Direct naar artikelinhoud

Mode d'emploi

Niets zo mooi als dat kinderpoepje dat waggelend van je wegkruipt, vastberaden richting keuken. Niets zo mooi als die stop onderweg, waarbij ze zich omdraait om te kijken of je wel volgt: pak me dan!

Veel is rekbaar, maar niet alles. Wat ik intussen weet over het moederschap. Bij het moederschap komt een telescopische arm die boekjes aanreikt, fopspenen, drinkbekers en boterhammen. Die neusjes schoonmaakt, op de tast natte doekjes vindt, pampers opvist en proper ondergoed voor iedereen.

Snot is een rekbaar begrip. Fatsoen ook. Voor de geboorte van mijn dochter besprak ik niet de consistentie van fecaliën met mijn partner.

Mijn geduld: rekbaar. Waar ik zin in heb: rekbaar. De definitie van slapen: rekbaar. En ook nog:

Krullen: dochters stelen die van hun moeder.

Tijdsgeest: borstvoeding is geen garantie tegen allerlei virussen.

Buik: de rek is eruit.

Mode: kasjmier is geen goed idee als je kind aan de koeken is.

Hoeveelheden: in een koekje zitten een triljoen kruimels.

Tijd: je kunt dus echt vergeten dat je nog in pyjama bent.

Rust: een kind voelt wanneer je gespannen bent. Dan doet het er nog een schep bovenop.

Goede smaak: voor wie zich afvraagt aan wie China de plastic brol slijt die het met tonnen produceert: aan kinderen. Kinderen en oude mensen. Beiden lijken een zwak te hebben voor giftig gekleurde kitsch.

Spelling: een beertje met een P in zijn poten, is een Peertje.

Privacy: ouders zijn die twee die de hele tijd naar je zwaaien, lachen, eten brengen, broeken verschonen en verhaaltjes vertellen. De een heeft iets van een draaimolen, de ander is heerlijk zacht om tegen in slaap te vallen. Maar, als die twee ook eens lekker dicht bij elkaar liggen en baby ligt er niet tussen, dan moet baby al het mogelijke ondernemen om daar te geraken. Waar gefeest wordt, daar wil baby bij zijn.

Lachspieren: niets zo mooi als dat kinderpoepje dat waggelend van je wegkruipt, vastberaden richting keuken.

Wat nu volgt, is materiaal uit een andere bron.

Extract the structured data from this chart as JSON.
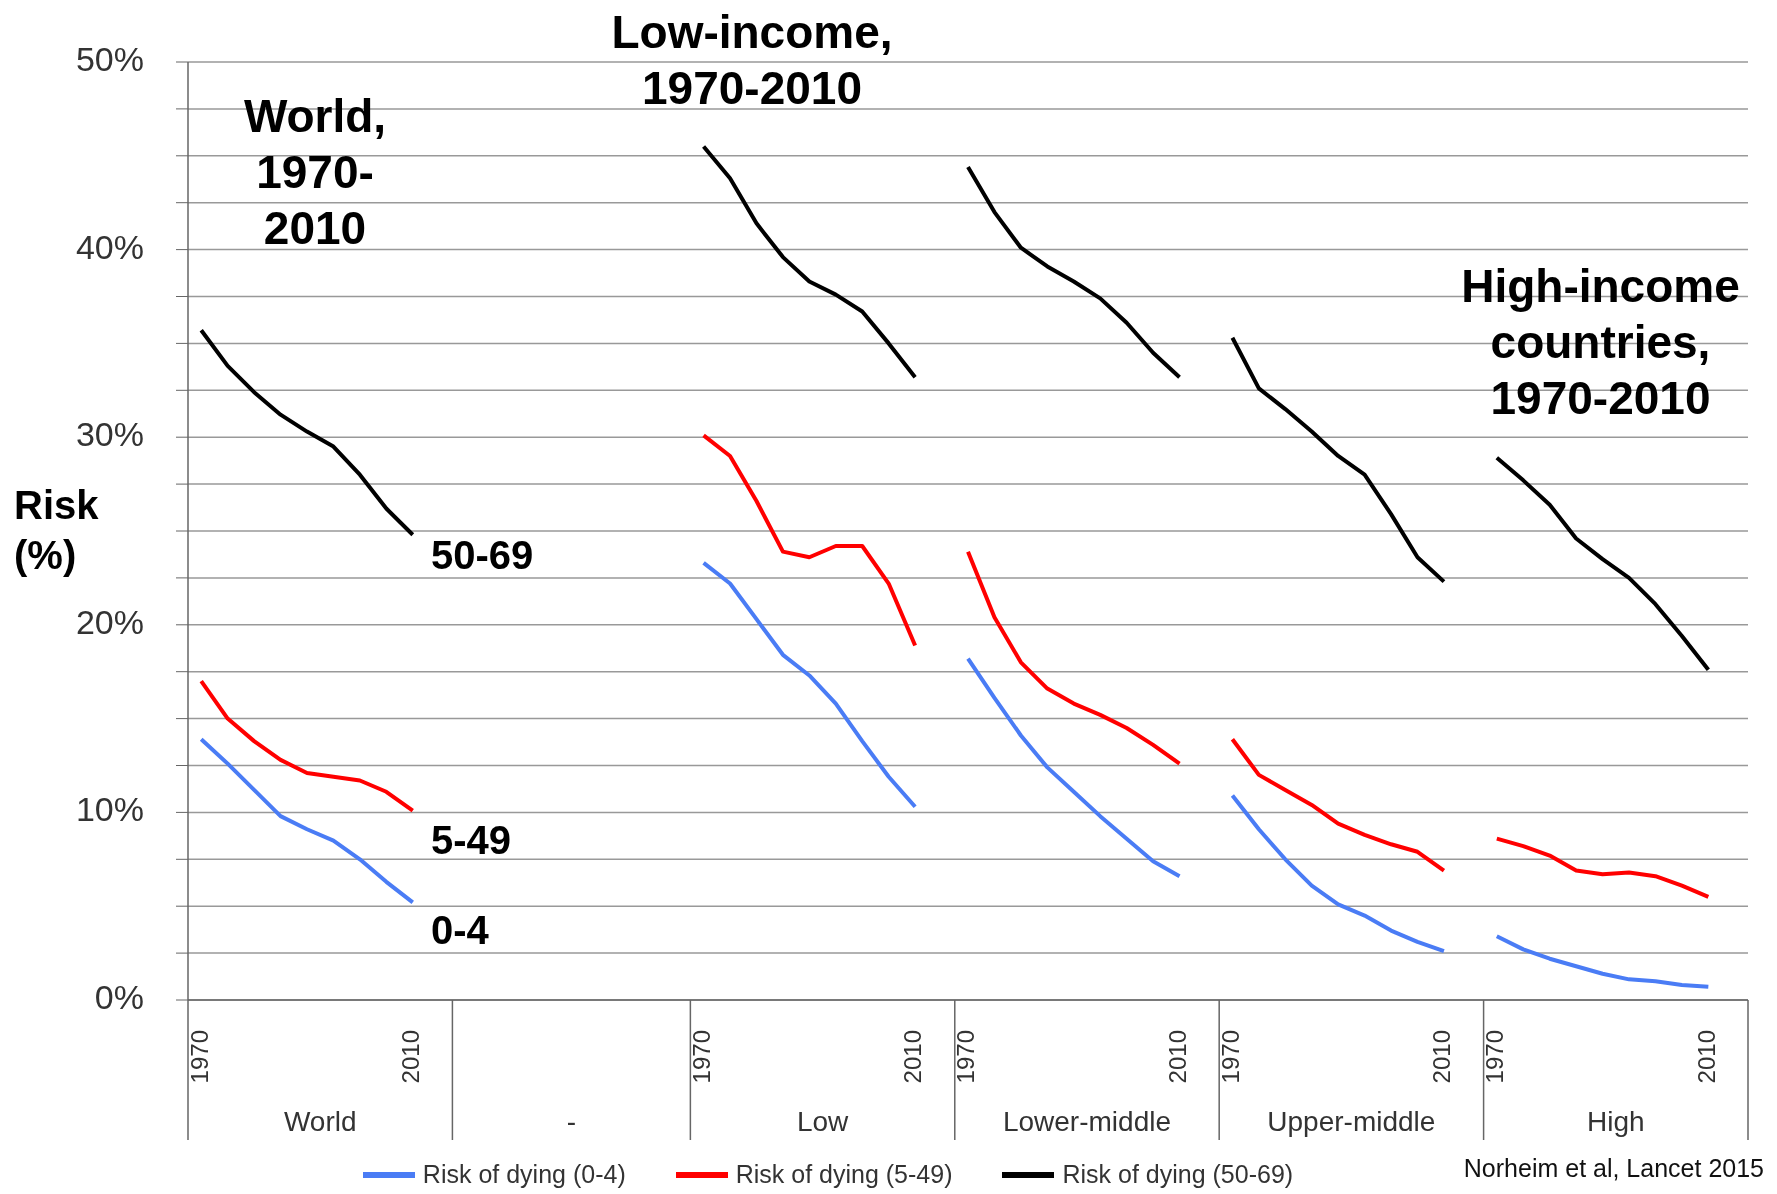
{
  "chart_data": {
    "type": "line",
    "ylabel": "Risk (%)",
    "categories": [
      "1970",
      null,
      null,
      null,
      null,
      null,
      null,
      null,
      "2010",
      null,
      null,
      null,
      null,
      null,
      null,
      null,
      null,
      null,
      null,
      "1970",
      null,
      null,
      null,
      null,
      null,
      null,
      null,
      "2010",
      null,
      "1970",
      null,
      null,
      null,
      null,
      null,
      null,
      null,
      "2010",
      null,
      "1970",
      null,
      null,
      null,
      null,
      null,
      null,
      null,
      "2010",
      null,
      "1970",
      null,
      null,
      null,
      null,
      null,
      null,
      null,
      "2010",
      null
    ],
    "series": [
      {
        "name": "Risk of dying (0-4)",
        "color": "#4a7cf5",
        "values": [
          13.9,
          12.6,
          11.2,
          9.8,
          9.1,
          8.5,
          7.5,
          6.3,
          5.2,
          null,
          null,
          null,
          null,
          null,
          null,
          null,
          null,
          null,
          null,
          23.3,
          22.2,
          20.3,
          18.4,
          17.3,
          15.8,
          13.8,
          11.9,
          10.3,
          null,
          18.2,
          16.1,
          14.1,
          12.4,
          11.1,
          9.8,
          8.6,
          7.4,
          6.6,
          null,
          10.9,
          9.1,
          7.5,
          6.1,
          5.1,
          4.5,
          3.7,
          3.1,
          2.6,
          null,
          3.4,
          2.7,
          2.2,
          1.8,
          1.4,
          1.1,
          1.0,
          0.8,
          0.7,
          null
        ]
      },
      {
        "name": "Risk of dying (5-49)",
        "color": "#ff0000",
        "values": [
          17.0,
          15.0,
          13.8,
          12.8,
          12.1,
          11.9,
          11.7,
          11.1,
          10.1,
          null,
          null,
          null,
          null,
          null,
          null,
          null,
          null,
          null,
          null,
          30.1,
          29.0,
          26.6,
          23.9,
          23.6,
          24.2,
          24.2,
          22.2,
          18.9,
          null,
          23.9,
          20.4,
          18.0,
          16.6,
          15.8,
          15.2,
          14.5,
          13.6,
          12.6,
          null,
          13.9,
          12.0,
          11.2,
          10.4,
          9.4,
          8.8,
          8.3,
          7.9,
          6.9,
          null,
          8.6,
          8.2,
          7.7,
          6.9,
          6.7,
          6.8,
          6.6,
          6.1,
          5.5,
          null
        ]
      },
      {
        "name": "Risk of dying (50-69)",
        "color": "#000000",
        "values": [
          35.7,
          33.8,
          32.4,
          31.2,
          30.3,
          29.5,
          28.0,
          26.2,
          24.8,
          null,
          null,
          null,
          null,
          null,
          null,
          null,
          null,
          null,
          null,
          45.5,
          43.8,
          41.4,
          39.6,
          38.3,
          37.6,
          36.7,
          35.0,
          33.2,
          null,
          44.4,
          42.0,
          40.1,
          39.1,
          38.3,
          37.4,
          36.1,
          34.5,
          33.2,
          null,
          35.3,
          32.6,
          31.5,
          30.3,
          29.0,
          28.0,
          25.9,
          23.6,
          22.3,
          null,
          28.9,
          27.7,
          26.4,
          24.6,
          23.5,
          22.5,
          21.1,
          19.4,
          17.6,
          null
        ]
      }
    ],
    "ylim": [
      0,
      50
    ],
    "yticks": [
      {
        "value": 0,
        "label": "0%"
      },
      {
        "value": 2.5,
        "label": null
      },
      {
        "value": 5,
        "label": null
      },
      {
        "value": 7.5,
        "label": null
      },
      {
        "value": 10,
        "label": "10%"
      },
      {
        "value": 12.5,
        "label": null
      },
      {
        "value": 15,
        "label": null
      },
      {
        "value": 17.5,
        "label": null
      },
      {
        "value": 20,
        "label": "20%"
      },
      {
        "value": 22.5,
        "label": null
      },
      {
        "value": 25,
        "label": null
      },
      {
        "value": 27.5,
        "label": null
      },
      {
        "value": 30,
        "label": "30%"
      },
      {
        "value": 32.5,
        "label": null
      },
      {
        "value": 35,
        "label": null
      },
      {
        "value": 37.5,
        "label": null
      },
      {
        "value": 40,
        "label": "40%"
      },
      {
        "value": 42.5,
        "label": null
      },
      {
        "value": 45,
        "label": null
      },
      {
        "value": 47.5,
        "label": null
      },
      {
        "value": 50,
        "label": "50%"
      }
    ],
    "grid": "y",
    "legend": "bottom",
    "line_style": "solid",
    "annotations": [
      "World, 1970-2010",
      "Low-income, 1970-2010",
      "High-income countries, 1970-2010",
      "50-69",
      "5-49",
      "0-4",
      "World",
      "-",
      "Low",
      "Lower-middle",
      "Upper-middle",
      "High",
      "Norheim et al, Lancet 2015"
    ]
  }
}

Niets zo mooi als die stop onderweg, waarbij ze zich omdraait om te zien of je wel kijkt. Als de onverholen uitnodiging in haar ogen. Pak me dan! Als haar enthousiasme en versnelling, als je achter haar aankruipt. Als haar griezelende gekraai, de dolle dolle pret die ze heeft als je haar inhaalt en opschept. Als de kopjes die ze geeft en de halfzachte streeltjes en de priegelende vingers in je ogen. Als haar uitdagende blik terwijl diezelfde garnaaltjes naar de iPad sluipen, het antwoord dat ze leest in mijn ogen en meteen vertaalt met een heftig nee schudden.

Onrust, helaas, rekbaar. Denken aan wat kan misgaan heeft fysieke gevolgen. Alsof iemand vezel voor vezel, draadje voor draadje, aan het vlees rond je ingewanden pulkt. Met het kind werd er ook een beest in mij geboren. Een primitief wezen dat de wacht houdt. O wee degene die een vinger naar haar uitsteekt.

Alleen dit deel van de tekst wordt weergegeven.